Hasil analisis sampel telah disimpan ke 'hasil_analisis_sampel.csv'


In [50]:
# =================================================================
# LANGKAH 8 (ANALISIS SELURUH DATA)
# =================================================================
import math

# --- Menghitung Estimasi Waktu ---
jumlah_total_data = len(df)
detik_per_data = 1.5 # Rata-rata waktu per request (termasuk time.sleep)
total_menit = (jumlah_total_data * detik_per_data) / 60
total_jam = total_menit / 60

print(f"MEMULAI ANALISIS PADA {jumlah_total_data} DATASET.")
print(f"Estimasi waktu selesai: {math.ceil(total_menit)} menit atau sekitar {total_jam:.2f} jam.")
print("=================================================================")

# Pastikan kolom untuk hasil sudah ada di df utama
df['sentiment'] = ''
df['topic'] = ''

# Loop utama yang berjalan pada seluruh data di df
for index, row in df.iterrows():
    # Print progress setiap 100 baris
    if index > 0 and index % 100 == 0:
        print(f"--> Sedang memproses baris ke-{index} dari {jumlah_total_data}...")

    text = row['full_text']

    # Gabungkan prompt dengan teks
    full_prompt_sentiment = prompt_sentiment.replace("[TEKS_POST]", text)
    full_prompt_topic = prompt_topic.replace("[TEKS_POST]", text)

    try:
        # Panggil model menggunakan .invoke()
        sentiment_result = llm_granite.invoke(full_prompt_sentiment)
        df.loc[index, 'sentiment'] = sentiment_result.strip().lower()

        topic_result = llm_granite.invoke(full_prompt_topic)
        df.loc[index, 'topic'] = topic_result.strip().lower()

    except Exception as e:
        print(f"Error di baris {index}: {e}")
        df.loc[index, 'sentiment'] = 'ERROR'
        df.loc[index, 'topic'] = 'ERROR'

    time.sleep(1)

print("\n✅✅✅ SELURUH ANALISIS SELESAI! ✅✅✅")

# Simpan hasil final ke file CSV baru
df.to_csv('hasil_analisis_FINAL.csv', index=False)
print("Hasil analisis final telah disimpan ke 'hasil_analisis_FINAL.csv'")

display(df.head())

MEMULAI ANALISIS PADA 37573 DATASET.
Estimasi waktu selesai: 940 menit atau sekitar 15.66 jam.


KeyboardInterrupt: 

In [47]:
# ===================================================
# SEL KHUSUS UNTUK TES KONEKSI API
# ===================================================
import os
from google.colab import userdata
from langchain_community.llms import Replicate

print("Memulai tes koneksi sederhana...")

try:
    # 1. Coba ambil token dari secret
    token = userdata.get('api_token')
    os.environ["REPLICATE_API_TOKEN"] = api_token
    print("✅ Token ditemukan dan diset ke environment.")

    # 2. Coba inisialisasi model
    llm_test = Replicate(
        model="ibm-granite/granite-3.3-8b-instruct",
        model_kwargs={"temperature": 0.1, "max_new_tokens": 50}
    )
    print("✅ Model berhasil diinisialisasi.")

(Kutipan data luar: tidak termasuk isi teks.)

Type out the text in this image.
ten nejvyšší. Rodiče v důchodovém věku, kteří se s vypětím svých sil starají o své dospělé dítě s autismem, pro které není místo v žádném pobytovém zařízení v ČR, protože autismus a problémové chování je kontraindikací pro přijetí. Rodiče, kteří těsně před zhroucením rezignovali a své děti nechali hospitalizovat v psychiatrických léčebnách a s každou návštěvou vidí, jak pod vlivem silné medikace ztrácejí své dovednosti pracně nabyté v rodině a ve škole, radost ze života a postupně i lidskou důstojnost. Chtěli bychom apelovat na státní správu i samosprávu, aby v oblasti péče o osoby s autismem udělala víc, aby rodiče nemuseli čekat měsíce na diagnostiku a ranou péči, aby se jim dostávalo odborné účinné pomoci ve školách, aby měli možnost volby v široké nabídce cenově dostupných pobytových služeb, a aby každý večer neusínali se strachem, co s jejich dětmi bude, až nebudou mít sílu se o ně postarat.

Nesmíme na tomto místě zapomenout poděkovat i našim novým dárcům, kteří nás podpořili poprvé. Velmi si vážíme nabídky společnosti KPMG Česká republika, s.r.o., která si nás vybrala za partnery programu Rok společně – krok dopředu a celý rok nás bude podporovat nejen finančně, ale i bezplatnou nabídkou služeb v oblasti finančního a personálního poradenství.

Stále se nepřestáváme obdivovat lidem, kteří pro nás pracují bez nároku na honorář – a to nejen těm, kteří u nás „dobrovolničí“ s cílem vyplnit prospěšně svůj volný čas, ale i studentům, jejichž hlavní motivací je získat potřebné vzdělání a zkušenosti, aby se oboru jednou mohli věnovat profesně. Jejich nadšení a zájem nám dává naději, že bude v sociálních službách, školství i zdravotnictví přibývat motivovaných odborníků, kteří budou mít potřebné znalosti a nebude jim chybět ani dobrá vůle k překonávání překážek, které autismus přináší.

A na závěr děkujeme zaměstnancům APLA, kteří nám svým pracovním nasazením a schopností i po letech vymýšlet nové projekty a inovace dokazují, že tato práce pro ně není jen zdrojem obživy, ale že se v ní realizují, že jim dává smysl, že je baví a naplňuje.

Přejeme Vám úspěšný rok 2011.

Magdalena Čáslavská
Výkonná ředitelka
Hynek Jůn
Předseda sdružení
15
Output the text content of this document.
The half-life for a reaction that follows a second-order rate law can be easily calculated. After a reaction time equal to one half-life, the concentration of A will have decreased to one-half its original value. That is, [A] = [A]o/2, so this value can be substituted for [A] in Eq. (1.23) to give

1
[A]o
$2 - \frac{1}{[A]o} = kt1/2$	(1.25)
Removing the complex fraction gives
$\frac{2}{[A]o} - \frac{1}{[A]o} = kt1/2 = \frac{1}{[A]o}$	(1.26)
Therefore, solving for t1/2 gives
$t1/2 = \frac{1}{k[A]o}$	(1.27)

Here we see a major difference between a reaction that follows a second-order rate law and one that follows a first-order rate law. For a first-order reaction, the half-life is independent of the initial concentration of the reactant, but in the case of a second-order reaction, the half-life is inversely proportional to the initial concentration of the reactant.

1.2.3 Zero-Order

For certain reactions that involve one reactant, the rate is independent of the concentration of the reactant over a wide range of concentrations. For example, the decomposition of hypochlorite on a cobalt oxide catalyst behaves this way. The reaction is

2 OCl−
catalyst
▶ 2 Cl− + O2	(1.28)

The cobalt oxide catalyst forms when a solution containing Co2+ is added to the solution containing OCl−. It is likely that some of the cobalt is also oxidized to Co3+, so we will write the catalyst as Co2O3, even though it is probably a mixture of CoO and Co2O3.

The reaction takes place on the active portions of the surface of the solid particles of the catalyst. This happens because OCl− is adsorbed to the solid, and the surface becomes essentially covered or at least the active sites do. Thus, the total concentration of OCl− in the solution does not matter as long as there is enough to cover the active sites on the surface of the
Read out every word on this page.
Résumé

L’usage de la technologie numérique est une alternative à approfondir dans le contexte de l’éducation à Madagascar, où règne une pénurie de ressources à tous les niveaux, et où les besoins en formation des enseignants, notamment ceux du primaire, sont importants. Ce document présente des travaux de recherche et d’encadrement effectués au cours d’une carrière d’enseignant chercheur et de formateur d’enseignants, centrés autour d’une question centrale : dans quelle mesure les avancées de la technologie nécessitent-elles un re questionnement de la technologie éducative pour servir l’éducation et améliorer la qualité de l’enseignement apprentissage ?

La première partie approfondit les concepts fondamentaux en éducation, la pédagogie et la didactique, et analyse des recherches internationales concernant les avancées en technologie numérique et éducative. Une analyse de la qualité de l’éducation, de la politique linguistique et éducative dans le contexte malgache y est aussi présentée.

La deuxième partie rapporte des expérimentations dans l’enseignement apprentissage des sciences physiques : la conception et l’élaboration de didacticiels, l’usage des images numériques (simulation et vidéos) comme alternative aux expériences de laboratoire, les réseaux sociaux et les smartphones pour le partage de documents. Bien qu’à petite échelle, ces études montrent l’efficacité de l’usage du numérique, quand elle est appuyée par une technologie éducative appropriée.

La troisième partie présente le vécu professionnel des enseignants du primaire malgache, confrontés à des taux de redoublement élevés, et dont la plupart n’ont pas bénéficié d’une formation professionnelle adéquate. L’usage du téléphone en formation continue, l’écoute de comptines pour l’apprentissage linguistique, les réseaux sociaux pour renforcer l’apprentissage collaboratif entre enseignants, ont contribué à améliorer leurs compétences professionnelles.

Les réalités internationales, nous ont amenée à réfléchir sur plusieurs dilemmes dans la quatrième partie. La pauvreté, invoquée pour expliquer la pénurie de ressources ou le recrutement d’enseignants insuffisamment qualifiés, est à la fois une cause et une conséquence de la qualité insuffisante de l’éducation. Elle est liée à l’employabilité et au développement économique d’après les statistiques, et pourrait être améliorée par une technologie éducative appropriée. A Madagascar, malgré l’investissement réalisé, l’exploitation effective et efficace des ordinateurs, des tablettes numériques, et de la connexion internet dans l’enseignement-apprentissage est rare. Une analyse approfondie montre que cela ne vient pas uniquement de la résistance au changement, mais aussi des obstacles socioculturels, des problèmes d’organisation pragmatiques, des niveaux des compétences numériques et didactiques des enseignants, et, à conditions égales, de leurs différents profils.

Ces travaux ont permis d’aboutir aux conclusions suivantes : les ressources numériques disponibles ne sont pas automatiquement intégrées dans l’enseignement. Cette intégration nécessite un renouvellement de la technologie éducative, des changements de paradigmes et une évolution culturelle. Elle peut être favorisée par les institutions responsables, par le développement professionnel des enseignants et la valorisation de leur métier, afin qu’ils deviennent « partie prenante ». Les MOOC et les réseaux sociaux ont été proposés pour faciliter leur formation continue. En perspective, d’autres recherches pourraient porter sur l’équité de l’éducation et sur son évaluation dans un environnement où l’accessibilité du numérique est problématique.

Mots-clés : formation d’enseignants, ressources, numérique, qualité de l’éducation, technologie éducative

    # 3. Coba panggil model dengan pertanyaan simpel
    print("\nMencoba memanggil model...")
    output = llm_test.invoke("Hello, who are you?")
    print("✅✅✅ BERHASIL! Jawaban dari model:")
    print(output)

except Exception as e:
    print("\n❌❌❌ GAGAL!")
    print(e)

Memulai tes koneksi sederhana...
✅ Token ditemukan dan diset ke environment.
✅ Model berhasil diinisialisasi.

Mencoba memanggil model...
✅✅✅ BERHASIL! Jawaban dari model:
Hello! I am Granite, an AI assistant developed by IBM, designed to provide information and support. How can I assist you today?